We are looking for a Senior Group Director in Quantitative Pharmacology. This individual will be responsible for managing a team functioning in one or more therapeutic focus area. In this capacity the SGD is accountable for the successful and timely completion of QP related activities, encompassing a broad array of deliverables in support of Drug Safety and Pharmacometrics.

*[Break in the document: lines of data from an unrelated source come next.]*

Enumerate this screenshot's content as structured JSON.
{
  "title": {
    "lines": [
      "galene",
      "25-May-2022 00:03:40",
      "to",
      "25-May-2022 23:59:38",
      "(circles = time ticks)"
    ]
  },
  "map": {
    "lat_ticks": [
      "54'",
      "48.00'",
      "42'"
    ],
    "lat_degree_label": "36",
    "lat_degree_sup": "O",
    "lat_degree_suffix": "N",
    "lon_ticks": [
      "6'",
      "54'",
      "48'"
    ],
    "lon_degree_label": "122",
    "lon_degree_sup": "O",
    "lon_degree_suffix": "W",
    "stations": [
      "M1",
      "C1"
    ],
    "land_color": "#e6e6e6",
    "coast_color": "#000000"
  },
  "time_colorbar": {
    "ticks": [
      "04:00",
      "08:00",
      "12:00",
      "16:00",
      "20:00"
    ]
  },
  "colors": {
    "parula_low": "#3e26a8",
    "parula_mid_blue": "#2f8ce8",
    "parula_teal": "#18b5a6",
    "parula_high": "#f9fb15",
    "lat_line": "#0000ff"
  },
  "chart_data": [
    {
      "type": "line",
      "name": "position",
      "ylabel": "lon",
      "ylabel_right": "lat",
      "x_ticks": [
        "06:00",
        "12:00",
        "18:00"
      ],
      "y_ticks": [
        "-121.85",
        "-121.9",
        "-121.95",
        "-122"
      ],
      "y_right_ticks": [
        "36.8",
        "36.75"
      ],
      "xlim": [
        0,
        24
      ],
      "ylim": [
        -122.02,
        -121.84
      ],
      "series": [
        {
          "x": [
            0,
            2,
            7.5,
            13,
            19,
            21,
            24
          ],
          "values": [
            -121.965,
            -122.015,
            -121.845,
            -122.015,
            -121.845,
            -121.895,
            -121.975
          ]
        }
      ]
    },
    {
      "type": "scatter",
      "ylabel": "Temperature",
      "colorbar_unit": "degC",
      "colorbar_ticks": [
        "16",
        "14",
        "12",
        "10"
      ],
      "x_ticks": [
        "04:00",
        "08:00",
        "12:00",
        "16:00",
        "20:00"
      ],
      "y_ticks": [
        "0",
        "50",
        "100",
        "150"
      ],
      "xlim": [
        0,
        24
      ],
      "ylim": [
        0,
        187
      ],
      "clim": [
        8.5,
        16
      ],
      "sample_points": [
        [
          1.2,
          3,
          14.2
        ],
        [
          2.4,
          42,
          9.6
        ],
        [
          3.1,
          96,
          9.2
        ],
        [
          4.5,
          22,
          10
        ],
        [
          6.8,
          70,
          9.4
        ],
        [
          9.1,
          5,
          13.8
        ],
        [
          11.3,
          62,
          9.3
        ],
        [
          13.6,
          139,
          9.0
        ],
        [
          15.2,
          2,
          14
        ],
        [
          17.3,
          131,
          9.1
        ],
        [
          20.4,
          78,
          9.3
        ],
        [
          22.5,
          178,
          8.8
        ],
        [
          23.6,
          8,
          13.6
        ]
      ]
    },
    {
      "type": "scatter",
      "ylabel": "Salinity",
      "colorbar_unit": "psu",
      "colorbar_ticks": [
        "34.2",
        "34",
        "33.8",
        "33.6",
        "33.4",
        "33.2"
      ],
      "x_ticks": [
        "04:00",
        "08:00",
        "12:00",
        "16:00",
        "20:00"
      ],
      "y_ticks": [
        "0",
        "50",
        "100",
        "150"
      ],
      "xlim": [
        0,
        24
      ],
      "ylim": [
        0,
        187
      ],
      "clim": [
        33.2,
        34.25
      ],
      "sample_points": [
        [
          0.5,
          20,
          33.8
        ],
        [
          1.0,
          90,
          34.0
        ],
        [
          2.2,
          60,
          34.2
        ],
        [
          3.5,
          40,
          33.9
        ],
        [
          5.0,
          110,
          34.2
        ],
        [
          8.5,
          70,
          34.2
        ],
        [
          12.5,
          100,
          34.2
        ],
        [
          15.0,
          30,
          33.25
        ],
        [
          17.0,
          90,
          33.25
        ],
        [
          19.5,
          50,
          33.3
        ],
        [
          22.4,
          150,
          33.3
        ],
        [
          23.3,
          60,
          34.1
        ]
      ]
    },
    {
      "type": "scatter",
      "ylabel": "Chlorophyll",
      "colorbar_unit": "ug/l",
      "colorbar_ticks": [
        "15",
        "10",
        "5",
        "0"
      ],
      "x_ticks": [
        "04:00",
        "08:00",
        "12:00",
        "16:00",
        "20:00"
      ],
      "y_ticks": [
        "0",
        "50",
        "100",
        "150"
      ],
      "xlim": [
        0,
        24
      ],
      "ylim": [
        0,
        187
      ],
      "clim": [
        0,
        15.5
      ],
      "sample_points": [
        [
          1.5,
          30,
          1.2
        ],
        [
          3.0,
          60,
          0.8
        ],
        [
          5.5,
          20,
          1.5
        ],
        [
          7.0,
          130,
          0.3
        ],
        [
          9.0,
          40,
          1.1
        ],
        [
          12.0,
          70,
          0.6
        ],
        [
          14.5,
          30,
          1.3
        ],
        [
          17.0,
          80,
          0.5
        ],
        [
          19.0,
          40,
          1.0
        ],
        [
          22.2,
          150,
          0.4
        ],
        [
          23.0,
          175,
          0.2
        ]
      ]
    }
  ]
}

The successful applicant will support a range of assets from Early Clinical Development through submission and beyond.

Responsibilities

• Managing and mentoring a broad spectrum of individual contributing scientists.
• Providing technical guidance and mentoring of colleagues within the function and across the organization.
• Performance management and assessment of staff and providing guidance and training to enable their success.
• Utilizing a mastery level of PK/PD knowledge and strategic leadership skills, effectively developing and implementing strategic analyses in support of research and development projects.
• Taking accountability for the PK/PD evaluation of a portfolio of products or projects, and/or highly complex projects that are wide in scope.
• Identifying opportunity for process and procedural improvements, product or service improvements.
• Solving unique and complex problems that have a broad impact on the business.

Qualifications

• 10+ years of industry experience (with a Ph.D.) or 12+ years (with an M.S.), focusing on modeling and simulation, PK/PD (pharmacokinetics/pharmacodynamics), systems pharmacology, and quantitative drug development strategies.
• Hands on usage of a broad range of quantitative tools and systems is required, as is a strong publication record in the field.
• A proven ability to display excellent interpersonal and communication skills both written and oral and ability to communicate complex information succinctly.
• Strong collaborative skills and effective at building alliances across functions, as well as the ability to effectively influence colleagues and multi-disciplinary project teams.
• The ability to handle all types of projects and leverage higher level staff for technical input and brainstorming to implement solutions for complex projects.
• Proven experience interacting with regulatory agencies without supervision, and within the company to develop regulatory strategy.

Skills

• PK/PD expertise
• Modeling and simulation
• Systems pharmacology
• Strategic leadership
• Cross-functional collaboration
• Regulatory strategy development

Education

• Ph.D. or M.S. in a relevant field (or equivalent with extensive industry experience)

Additional Requirements

• Location flexibility to be based in Tarrytown, NY; Warren, NJ; or Cambridge, MA (as applicable).